Top 5 topics in CNBC:

COVID19-ECONOMY, {topics15[14]}
COVID19-STATUS, {topics15[5]}
EDUCATION, {topics15[4]}
HOLIDAYS, {topics15[2]}
COVID19-POLICY, {topics15[3]}
""")


Top 5 topics in CNBC:

COVID19-ECONOMY, Topic 15: coronavirus pandemic relief federal million business program covid19 house democrats
COVID19-STATUS, Topic 6: coronavirus case covid19 pandemic state report number people million week
EDUCATION, Topic 5: school student education child family survey teacher year jones america
HOLIDAYS, Topic 3: year woman day american black life honor national world country
COVID19-POLICY, Topic 4: health covid19 care coronavirus vaccine test pandemic public find program



Getting the most distinctive topics of each media outlet. Here I define most distinctive as the difference between the rank/position of a topic in topic distribution for CNBC and the rank/position of the topic in topic distribution for Forbes. Thus, if a given topic appears high in the topic ranking for CNBC but low in the topic ranking for Forbes, that topic is distinctive for CNBC and vice versa.

In [47]:
# Creating the topic ranking for CNBC
cnbc = mean_topic_transposed.copy().sort_values('www.cnbc.com', ascending=False)
cnbc['rank'] = range(1,16)
cnbc.drop(columns=['www.forbes.com'], inplace=True)

# Creating the topic ranking for Forbes
forbes = mean_topic_transposed.copy().sort_values('www.forbes.com', ascending=False)
forbes['rank'] = range(1,16)
forbes.drop(columns=['www.cnbc.com'], inplace=True)

# Substracting the two rankings. Topics with positive values after subtraction are distinctive of Forbes, while topics with negative values are distincive of CNBC.
most_distinctive = cnbc['rank'] - forbes['rank']

# printing the distinctive topics
print(f"""
forbes_distinctive: 
{most_distinctive.sort_values(ascending=False)[0:3]}

cnbc_distinctive: 
{most_distinctive.sort_values(ascending=True)[0:3]}
""")


forbes_distinctive: 
topic
topic_1     7
topic_13    7
topic_8     3
Name: rank, dtype: int64

cnbc_distinctive: 
topic
topic_5   -10
topic_6    -5
topic_4    -3
Name: rank, dtype: int64



## 4. Interpretation and discussion <a class="anchor" id="fourth-section"></a>

It is not surprising that the most prominent topic in the tweets referencing both news media is COVID19-ECONOMY as both news outlets cover themes around business, financial markets and the economy. Moreover, the topic HOLIDAYS also appears in the top 5 topics of both news media. This may be due to the increased business activity surrounding holidays and the high importance of these days for companies and the markets.

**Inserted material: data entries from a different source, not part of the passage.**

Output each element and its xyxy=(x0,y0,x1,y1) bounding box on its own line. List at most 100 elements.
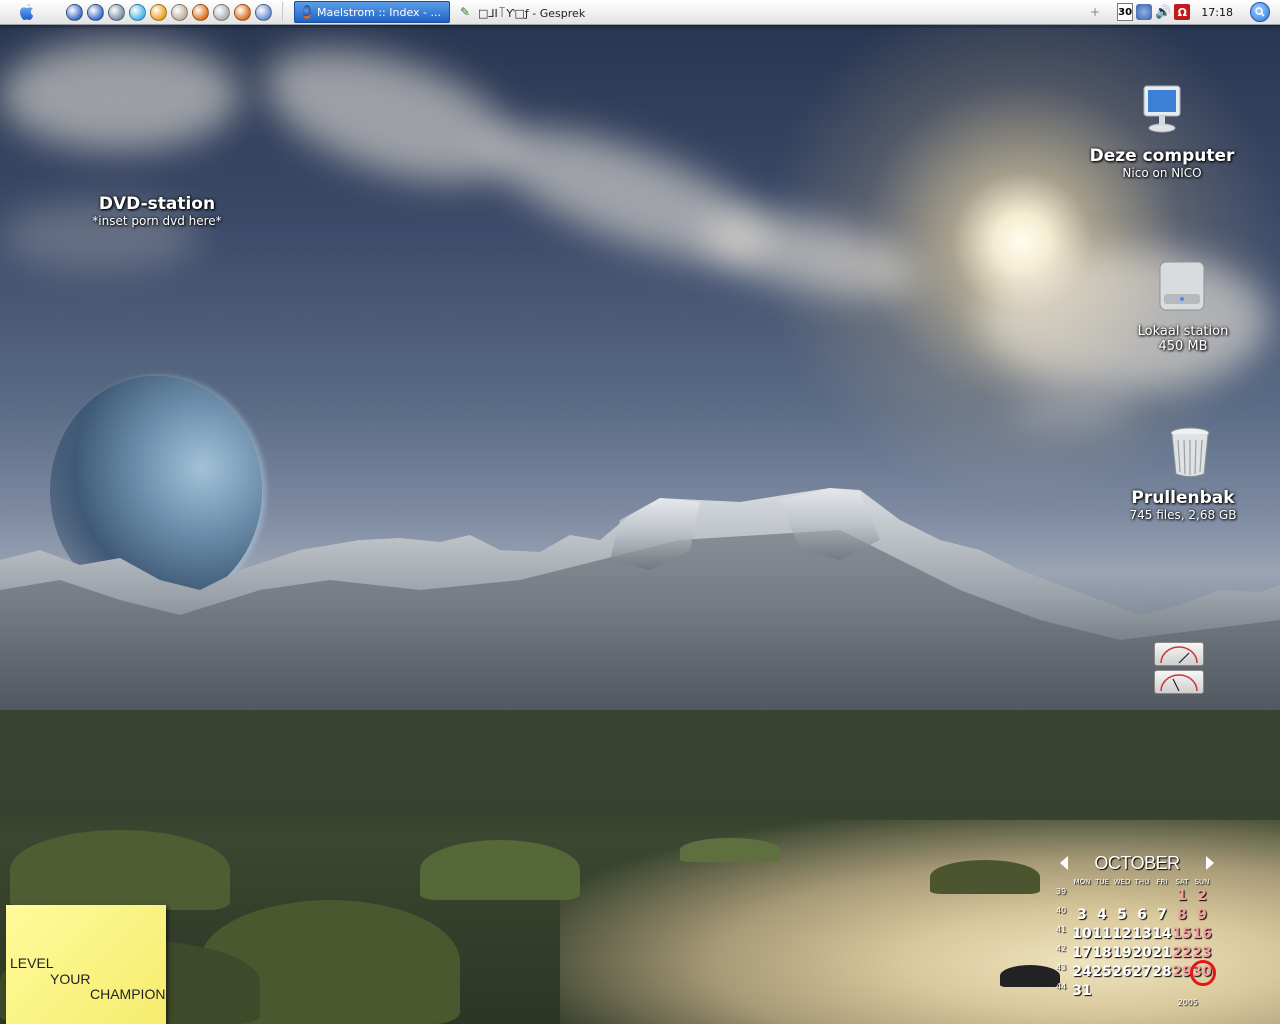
clock-app-icon[interactable] xyxy=(150,3,167,21)
drive-icon[interactable] xyxy=(171,3,188,21)
calendar-day[interactable]: 28 xyxy=(1152,964,1172,980)
calendar-day[interactable]: 17 xyxy=(1072,945,1092,961)
hard-drive-icon[interactable] xyxy=(1156,258,1208,314)
trash-label[interactable]: Prullenbak 745 files, 2,68 GB xyxy=(1120,488,1246,522)
cloud xyxy=(1010,395,1130,425)
calendar-tray-icon[interactable]: 30 xyxy=(1117,3,1134,21)
calendar-day[interactable]: 18 xyxy=(1092,945,1112,961)
calendar-day[interactable]: 25 xyxy=(1092,964,1112,980)
calendar-day[interactable]: 3 xyxy=(1072,907,1092,923)
cloud xyxy=(980,250,1270,390)
weekday-header: SUN xyxy=(1194,878,1210,886)
firefox-icon[interactable] xyxy=(192,3,209,21)
firefox-icon xyxy=(303,5,312,19)
cloud xyxy=(695,197,925,313)
calendar-day[interactable]: 6 xyxy=(1132,907,1152,923)
calendar-day[interactable]: 13 xyxy=(1132,926,1152,942)
hill xyxy=(680,838,780,862)
calendar-day[interactable]: 5 xyxy=(1112,907,1132,923)
hill xyxy=(10,830,230,910)
sticky-note[interactable]: LEVEL YOUR CHAMPION xyxy=(6,905,166,1024)
computer-subtitle: Nico on NICO xyxy=(1122,166,1202,180)
task-label: □⅃Ι꓄Ƴ□ƒ - Gesprek xyxy=(478,6,586,20)
firefox-2-icon[interactable] xyxy=(234,3,251,21)
weekday-header: SAT xyxy=(1175,878,1189,886)
calendar-day[interactable]: 27 xyxy=(1132,964,1152,980)
media-player-icon[interactable] xyxy=(66,3,83,21)
calendar-month: OCTOBER xyxy=(1094,852,1180,873)
computer-icon[interactable] xyxy=(1140,84,1184,134)
calendar-day[interactable]: 2 xyxy=(1192,888,1212,904)
calendar-week-row: 43 24 25 26 27 28 29 30 xyxy=(1056,959,1216,986)
trash-icon[interactable] xyxy=(1168,426,1212,478)
media-player-2-icon[interactable] xyxy=(87,3,104,21)
local-drive-title: Lokaal station xyxy=(1137,324,1229,339)
calendar-today[interactable]: 30 xyxy=(1190,959,1216,986)
calendar-grid: 39 1 2 40 3 4 5 6 7 8 9 41 10 11 12 13 14 15 16 42 17 18 19 20 2… xyxy=(1056,886,1216,1000)
clock[interactable]: 17:18 xyxy=(1201,6,1233,19)
search-icon[interactable] xyxy=(1250,2,1270,22)
computer-title: Deze computer xyxy=(1089,146,1235,166)
calendar-day[interactable]: 31 xyxy=(1072,983,1092,999)
calendar-header: OCTOBER xyxy=(1056,852,1216,874)
memory-gauge[interactable] xyxy=(1154,670,1204,694)
calendar-day[interactable]: 16 xyxy=(1192,926,1212,942)
calendar-day[interactable]: 24 xyxy=(1072,964,1092,980)
drive-2-icon[interactable] xyxy=(213,3,230,21)
calendar-day[interactable]: 14 xyxy=(1152,926,1172,942)
calendar-day[interactable]: 7 xyxy=(1152,907,1172,923)
monitor-icon[interactable] xyxy=(108,3,125,21)
add-icon[interactable]: + xyxy=(1090,5,1100,19)
calendar-day[interactable]: 11 xyxy=(1092,926,1112,942)
weekday-headers: MON TUE WED THU FRI SAT SUN xyxy=(1072,878,1216,886)
week-number: 43 xyxy=(1056,963,1067,972)
hill xyxy=(930,860,1040,894)
mountain-range xyxy=(0,488,1280,800)
system-tray: + 30 🔊 Ω 17:18 xyxy=(1090,1,1280,23)
calendar-week-row: 41 10 11 12 13 14 15 16 xyxy=(1056,924,1216,943)
week-number: 42 xyxy=(1056,944,1067,953)
volume-icon[interactable]: 🔊 xyxy=(1155,5,1171,20)
top-taskbar: Maelstrom :: Index - ... ✎ □⅃Ι꓄Ƴ□ƒ - Ges… xyxy=(0,0,1280,25)
calendar-week-row: 39 1 2 xyxy=(1056,886,1216,905)
week-number: 39 xyxy=(1056,887,1067,896)
calendar-day[interactable]: 10 xyxy=(1072,926,1092,942)
task-maelstrom[interactable]: Maelstrom :: Index - ... xyxy=(294,1,450,23)
calendar-year: 2005 xyxy=(1177,998,1198,1007)
sticky-line-1: LEVEL xyxy=(10,955,54,971)
weekday-header: TUE xyxy=(1095,878,1109,886)
hill xyxy=(420,840,580,900)
calendar-day[interactable]: 26 xyxy=(1112,964,1132,980)
dvd-station[interactable]: DVD-station *inset porn dvd here* xyxy=(60,194,254,228)
calendar-day[interactable]: 22 xyxy=(1172,945,1192,961)
calendar-week-row: 40 3 4 5 6 7 8 9 xyxy=(1056,905,1216,924)
calendar-day[interactable]: 9 xyxy=(1192,907,1212,923)
previous-month-icon[interactable] xyxy=(1060,856,1068,870)
calendar-day[interactable]: 15 xyxy=(1172,926,1192,942)
qt-icon[interactable] xyxy=(129,3,146,21)
weekday-header: MON xyxy=(1073,878,1091,886)
weekday-header: FRI xyxy=(1156,878,1168,886)
calendar-day[interactable]: 19 xyxy=(1112,945,1132,961)
calendar-day[interactable]: 4 xyxy=(1092,907,1112,923)
task-label: Maelstrom :: Index - ... xyxy=(317,5,441,19)
calendar-day[interactable]: 12 xyxy=(1112,926,1132,942)
next-month-icon[interactable] xyxy=(1206,856,1214,870)
calendar-day[interactable]: 23 xyxy=(1192,945,1212,961)
antivirus-icon[interactable]: Ω xyxy=(1174,4,1191,20)
taskbar-separator xyxy=(282,2,284,22)
calendar-day[interactable]: 21 xyxy=(1152,945,1172,961)
calendar-day[interactable]: 8 xyxy=(1172,907,1192,923)
cpu-gauge[interactable] xyxy=(1154,642,1204,666)
computer-label[interactable]: Deze computer Nico on NICO xyxy=(1082,146,1242,180)
network-icon[interactable] xyxy=(255,3,272,21)
calendar-day[interactable]: 1 xyxy=(1172,888,1192,904)
task-gesprek[interactable]: ✎ □⅃Ι꓄Ƴ□ƒ - Gesprek xyxy=(450,1,630,23)
calendar-day[interactable]: 29 xyxy=(1172,964,1192,980)
calendar-widget: OCTOBER MON TUE WED THU FRI SAT SUN 39 1 2 40 3 4 5 6… xyxy=(1056,852,1216,1007)
local-drive-label[interactable]: Lokaal station 450 MB xyxy=(1116,324,1250,354)
calendar-day[interactable]: 20 xyxy=(1132,945,1152,961)
cloud xyxy=(249,22,531,208)
network-tray-icon[interactable] xyxy=(1136,4,1153,20)
apple-menu-icon[interactable] xyxy=(16,1,38,23)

What we can see from comparing the top 5 topics in each news media is that tweets referencing Forbes appear to be much more politically-oriented, due to the presence of topics such as “POSTAL-VOTING”, “2020 ELECTIONS” and “TRUMP-RELATED”. It may seem strange that all three COVID19-related topics appear in the top 5 for CNBC, however, it is important to remember that the COVID19 pandemic plays a major role in business activity and the economy. Thus, we can say that while tweets referencing Forbes are more politically-oriented and thematically diverse, tweets referencing CNBC are much more centered around the network’s core themes of business, financial markets and the economy.

If we shift our focus from the most prominent topics to the most distinctive topics (defined as the difference in ranks), we see similar patterns. The top 3 most distinctive topics for Forbes are POSTAL VOTING, NEWS and the uninterpretable first topic, while CNBC’s most distinctive topics are EDUCATION, COVID19-STATUS and COVID19-ECONOMY. This further enforces the finding that tweets referencing Forbes are more thematically diverse.
It is unclear whether this these contrasts reflect differences in the topics covered by the two networks or differences in the framing of tweets referencing the two networks. Further research is thus warranted.